Note to President Obama: Take a lesson from Johnny Carson’s playbook.

Friday, June 15, 2012

Fifty-four minutes? Really?? In President Obama’s defense, maybe he was auditioning for a teaching position at the community college by giving a lecture in failed public policy.

Johnny Carson, the legendary late night comedian, was a genius at saving bad jokes, often turning duds into his monologue’s funniest moments. One of his techniques was to start explaining the joke, pretending, hope against hope that, if only the audience understood what he was trying to say, they’d realize his comic genius. Sometimes he’d pull down the overhead mike and rap on it to make sure it was working. In fact, it was the faux explanation that was the real joke. What he knew, and leveraged to the hilt, was that, if you had to explain it, it probably wasn’t that funny in the first place.

Yesterday, in front roughly 1,500 people at Cuyahoga Community College in Cleveland, President Obama delivered a major campaign address to explain his economic policy and accomplishments that, he realizes, do not speak for themselves. Fifty-four, often boring and repetitive minutes later, it’s still not clear exactly what he wanted to tell us, other than, “Give me another chance, please.” It was fifty-four minutes of rhetoric we’ve all heard before and that, no matter how well-intentioned, will in no way whatsoever will help to solve the major economic, fiscal and social problems we’re facing. Words, no matter how well crafted, do not change reality. At best, they can have a momentary impact on perceptions, but it’s not a long-lasting effect in light of continuing un- and under-employment, and stupendous budget deficits.

It’s ironic that President Obama, who is from Illinois, “Land of Lincoln,” actually talked briefly about President Lincoln in his speech yesterday.

But I do share the belief of our first Republican president from my home state, Abraham Lincoln, that through government we should do together what we cannot do as well for ourselves.

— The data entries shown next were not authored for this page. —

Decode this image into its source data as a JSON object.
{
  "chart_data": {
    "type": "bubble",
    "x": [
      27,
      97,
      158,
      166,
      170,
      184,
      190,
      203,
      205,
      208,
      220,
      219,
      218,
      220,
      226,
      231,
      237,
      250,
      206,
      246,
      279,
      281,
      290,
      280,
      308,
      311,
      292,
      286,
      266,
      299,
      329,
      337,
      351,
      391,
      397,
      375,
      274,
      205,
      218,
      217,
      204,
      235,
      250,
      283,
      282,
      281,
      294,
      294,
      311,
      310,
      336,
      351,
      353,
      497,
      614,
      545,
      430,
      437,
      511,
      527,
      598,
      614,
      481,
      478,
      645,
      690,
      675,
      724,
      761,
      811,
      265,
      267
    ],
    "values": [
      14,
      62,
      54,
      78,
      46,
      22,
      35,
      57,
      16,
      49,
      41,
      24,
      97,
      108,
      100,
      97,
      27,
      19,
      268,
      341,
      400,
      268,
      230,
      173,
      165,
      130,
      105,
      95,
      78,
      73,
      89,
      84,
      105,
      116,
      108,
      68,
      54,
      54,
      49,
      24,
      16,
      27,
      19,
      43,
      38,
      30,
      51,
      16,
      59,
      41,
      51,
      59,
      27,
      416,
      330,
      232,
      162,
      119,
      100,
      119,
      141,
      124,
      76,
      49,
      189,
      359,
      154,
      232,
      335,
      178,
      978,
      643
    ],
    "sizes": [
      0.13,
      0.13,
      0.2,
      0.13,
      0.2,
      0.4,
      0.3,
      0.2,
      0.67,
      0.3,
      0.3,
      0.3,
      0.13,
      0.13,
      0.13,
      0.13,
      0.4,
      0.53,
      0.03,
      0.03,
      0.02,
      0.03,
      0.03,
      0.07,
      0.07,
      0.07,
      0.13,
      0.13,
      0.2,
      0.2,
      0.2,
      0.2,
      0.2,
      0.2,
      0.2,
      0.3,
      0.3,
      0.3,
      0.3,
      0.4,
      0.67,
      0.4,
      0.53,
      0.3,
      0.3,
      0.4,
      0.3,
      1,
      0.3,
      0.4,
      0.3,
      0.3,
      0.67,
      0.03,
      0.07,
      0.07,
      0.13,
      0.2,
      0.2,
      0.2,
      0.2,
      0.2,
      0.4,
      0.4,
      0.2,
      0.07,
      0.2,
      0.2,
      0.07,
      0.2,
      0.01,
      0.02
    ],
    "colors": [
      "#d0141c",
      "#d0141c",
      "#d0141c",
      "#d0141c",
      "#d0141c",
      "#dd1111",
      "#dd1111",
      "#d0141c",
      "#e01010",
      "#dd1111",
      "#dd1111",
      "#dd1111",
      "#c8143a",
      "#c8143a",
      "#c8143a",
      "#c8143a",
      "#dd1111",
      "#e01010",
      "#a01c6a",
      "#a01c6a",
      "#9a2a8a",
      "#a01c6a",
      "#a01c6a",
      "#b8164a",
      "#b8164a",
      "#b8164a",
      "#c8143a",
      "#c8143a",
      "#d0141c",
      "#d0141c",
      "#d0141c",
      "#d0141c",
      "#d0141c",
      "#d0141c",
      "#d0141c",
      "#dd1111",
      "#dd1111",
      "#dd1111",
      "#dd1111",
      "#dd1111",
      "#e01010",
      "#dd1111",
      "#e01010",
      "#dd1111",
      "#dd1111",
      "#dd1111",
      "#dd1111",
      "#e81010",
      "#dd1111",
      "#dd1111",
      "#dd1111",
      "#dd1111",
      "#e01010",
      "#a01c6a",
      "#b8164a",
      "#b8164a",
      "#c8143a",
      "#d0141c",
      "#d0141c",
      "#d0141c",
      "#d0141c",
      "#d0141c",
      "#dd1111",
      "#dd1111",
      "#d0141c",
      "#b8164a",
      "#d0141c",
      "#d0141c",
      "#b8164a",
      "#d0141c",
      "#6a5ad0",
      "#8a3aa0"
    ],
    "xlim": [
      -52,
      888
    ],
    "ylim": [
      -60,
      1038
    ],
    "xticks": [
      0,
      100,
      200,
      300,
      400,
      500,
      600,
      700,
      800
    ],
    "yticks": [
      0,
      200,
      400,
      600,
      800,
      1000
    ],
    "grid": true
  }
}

And yet it was Lincoln, who is alleged by some to have said, “You can fool some of the people all of the time, all of the people some of the time, but you can’t fool all of the people all of the time,” or words to that effect. Whether Lincoln actually said that is less important than the relevance of the saying to political speech-making. (By the way, Lincoln was right. Unfortunately, his statement is interpreted very differently by the President Obama and his opponent, Mitt Romney.)

President Obama won in 2008 based on the novelty of his name, his complexion and extraordinary oratory – running against an old man who is a relatively poor public speaker and who had other deficiencies (Sarah Palin, for example) as a candidate. That advantage has long since been wasted by real life situations that President Obama has been ill-prepared to handle.

Note to President Obama: Take a lesson from Johnny Carson. If you have to explain your Presidency and economic policies for 54 minutes, maybe they’re not all that funny.